During the seventies, the area around Rickwood declined along with the steel industry that supported the people who lived there. It got so bad that people began to fear taking their kids to the area for games. Hoover, a fast growing city south of Birmingham made the Barons an offer to build them a new stadium, so in 1987 the Barons moved to a new facility, (Hoover Metropolitan Stadium) in the suburb of Hoover,  for what were then sound business reasons.  Rickwood went into decline after losing its main tenant. While the new stadium in Hoover was a big improvement over the run down Rickwood, being in the suburbs, it lost its connection to the community at large since it is only accessible by car. That meant that the poorer members of the area were effectively shut out of enjoying America’s greatest pastime if they  did not have a ride of their own. The bus system never served Regions park.

Of course, the loss of the downtown Barons Baseball was not an isolated thing, but part of a larger trend. Offices, retail and many other businesses were relocating to the suburbs. Our community no longer had a single hub, but instead became a diffused sprawl with a weakened center  and no strong focus.

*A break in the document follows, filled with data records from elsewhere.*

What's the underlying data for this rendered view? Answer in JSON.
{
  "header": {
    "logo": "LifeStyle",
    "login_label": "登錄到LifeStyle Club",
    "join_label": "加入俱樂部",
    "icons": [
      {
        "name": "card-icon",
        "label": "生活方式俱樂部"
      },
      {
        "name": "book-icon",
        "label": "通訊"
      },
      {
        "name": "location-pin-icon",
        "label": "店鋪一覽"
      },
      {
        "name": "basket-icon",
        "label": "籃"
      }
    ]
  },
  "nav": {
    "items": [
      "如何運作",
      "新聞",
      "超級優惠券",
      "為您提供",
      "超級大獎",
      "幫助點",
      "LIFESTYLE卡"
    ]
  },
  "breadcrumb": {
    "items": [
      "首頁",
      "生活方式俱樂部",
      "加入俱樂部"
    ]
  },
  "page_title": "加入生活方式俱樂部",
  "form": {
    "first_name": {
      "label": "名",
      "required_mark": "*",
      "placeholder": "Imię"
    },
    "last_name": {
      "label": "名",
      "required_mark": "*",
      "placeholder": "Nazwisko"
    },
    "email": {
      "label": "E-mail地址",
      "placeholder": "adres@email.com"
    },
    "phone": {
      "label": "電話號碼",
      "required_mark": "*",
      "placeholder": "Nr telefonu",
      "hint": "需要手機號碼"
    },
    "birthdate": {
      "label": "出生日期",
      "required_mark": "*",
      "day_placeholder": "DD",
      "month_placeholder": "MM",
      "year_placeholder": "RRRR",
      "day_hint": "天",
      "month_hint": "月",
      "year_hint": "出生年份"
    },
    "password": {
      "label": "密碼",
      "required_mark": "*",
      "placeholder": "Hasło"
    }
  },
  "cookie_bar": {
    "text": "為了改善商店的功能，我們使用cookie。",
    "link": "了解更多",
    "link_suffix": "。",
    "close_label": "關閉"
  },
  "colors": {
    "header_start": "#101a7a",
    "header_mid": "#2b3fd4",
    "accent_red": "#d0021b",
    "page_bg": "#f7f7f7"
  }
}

Since 1992 the ballpark has been under the loving care of the Friends of Rickwood who are working hard to restore the facility to its former glory. They  host frequent amateur, police and semi-pro games and open the gates to visitors who can walk in and explore the grandstands or run the bases. Unfortunately, the area around Rickwood continues to be in poor economic health. This fact, combined with the fact that the old stadium is just not up to modern standards means it is not suitable for a modern team. To bring baseball back to Birmingham required something new.

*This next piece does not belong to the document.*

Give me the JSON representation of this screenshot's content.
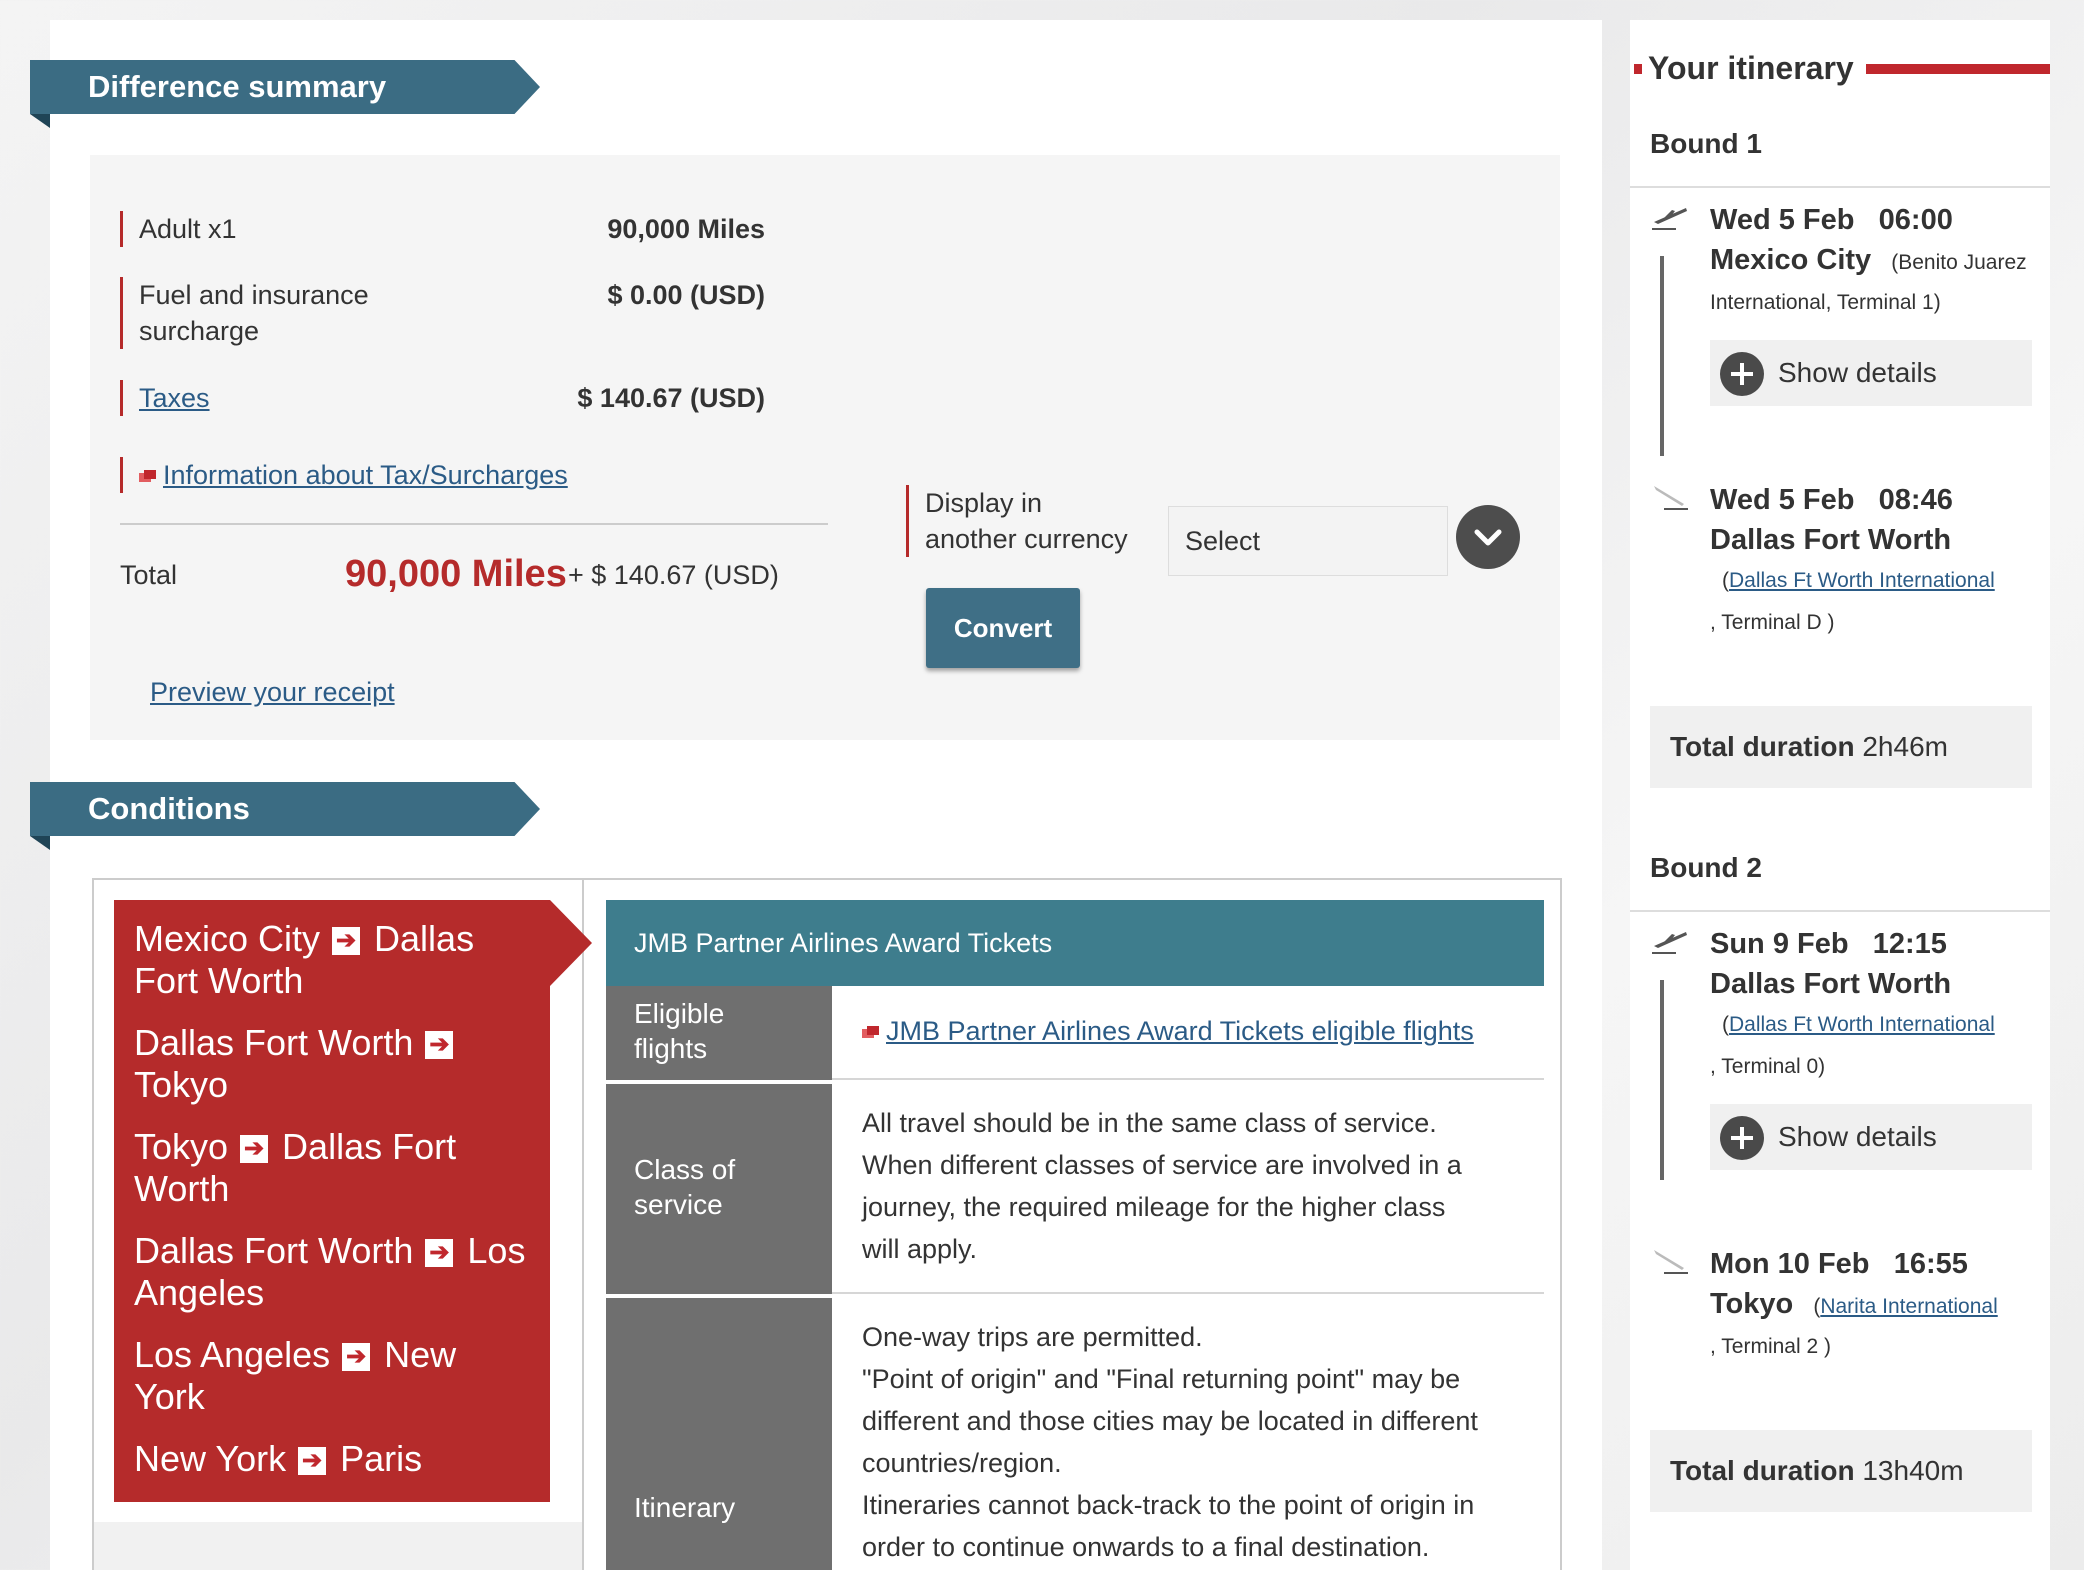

This week, the Barons decided to move back to downtown  after the city promised them a brand new stadium near the newly complete Railroad Park. Modern sports teams being such a draw, it seems they no longer have to build their own stadiums.  Apparently, the city made them a deal they can not refuse. The city hopes that the new stadium will attract other development to the area, and bring much needed tax revenue to the city. They are not alone in this “build it and they will come” mindset.

It has become increasingly common for baseball teams to come back to the urban scene. Since 1993, at least nineteen (19) minor league  and 14 major league stadiums have been built in downtowns across the country, with even more scheduled over the next few years.  These venues have succeeded as significant stimulators of new development and mean more life after dark downtown. Birmingham has decided it would be good to be a part of this trend, and the Barons agree.

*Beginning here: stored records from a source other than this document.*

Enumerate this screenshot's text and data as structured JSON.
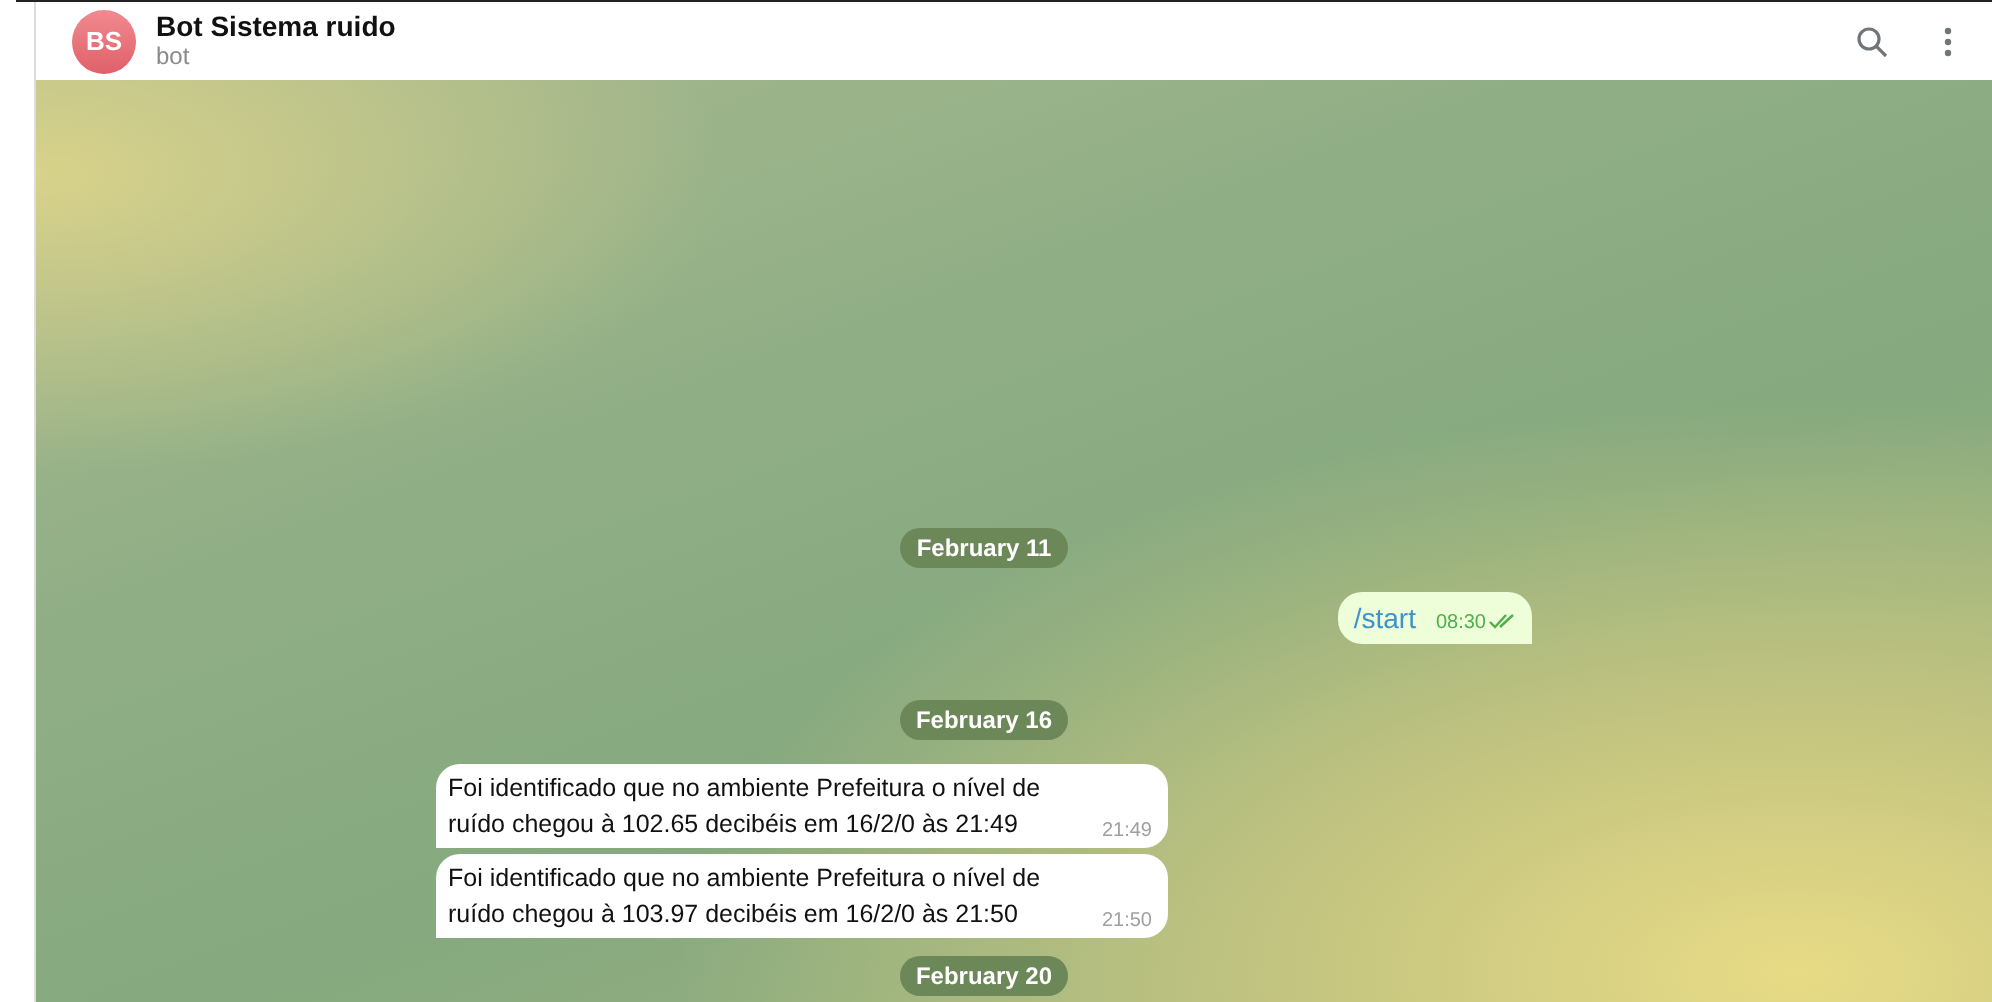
{
  "header": {
    "avatar": "BS",
    "title": "Bot Sistema ruido",
    "subtitle": "bot"
  },
  "messages": [
    {
      "kind": "date",
      "text": "February 11"
    },
    {
      "kind": "outgoing",
      "text": "/start",
      "time": "08:30",
      "read": true
    },
    {
      "kind": "date",
      "text": "February 16"
    },
    {
      "kind": "incoming",
      "text": "Foi identificado que no ambiente Prefeitura o nível de ruído chegou à 102.65 decibéis em 16/2/0 às 21:49",
      "time": "21:49"
    },
    {
      "kind": "incoming",
      "text": "Foi identificado que no ambiente Prefeitura o nível de ruído chegou à 103.97 decibéis em 16/2/0 às 21:50",
      "time": "21:50"
    },
    {
      "kind": "date",
      "text": "February 20"
    }
  ]
}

At first glance it appears that  Hoover’s loss is Birmingham’s gain, but  this is short term thinking. even Hoover’s mayor  has indicated as much. In the long run, Hoover will find other uses for Regions Park, and with all of the surrounding cities, will benefit from a stronger city core.

So, the  new stadium will bring people back downtown again, not just to work there, but to spend their leisure time as well. Build it and they will come, I believe.  As for the Barons, I wish them all the success possible as well. I might even become a regular patron myself. Perhaps while there,  the other patrons and I will notice that there are other reasons to be there, like the Railroad park, the various museums and the old theater district. Perhaps developers will build restaurants and condos with views of the ball park and shops on the ground level for residents, office workers and baseball fans.

All of this will help make downtown a community hub once again. Of course, a new ball park is not a panacea in and of itself. There is still more that the city needs to do, like developing a more business friendly and timely permit process, and perhaps lower business taxation. But it is a great start. Eventually, with this project and others like it we can once again have a vibrant a downtown like we did when I was a kid.  At least suburban kids  will have a chance to what a real city looks like.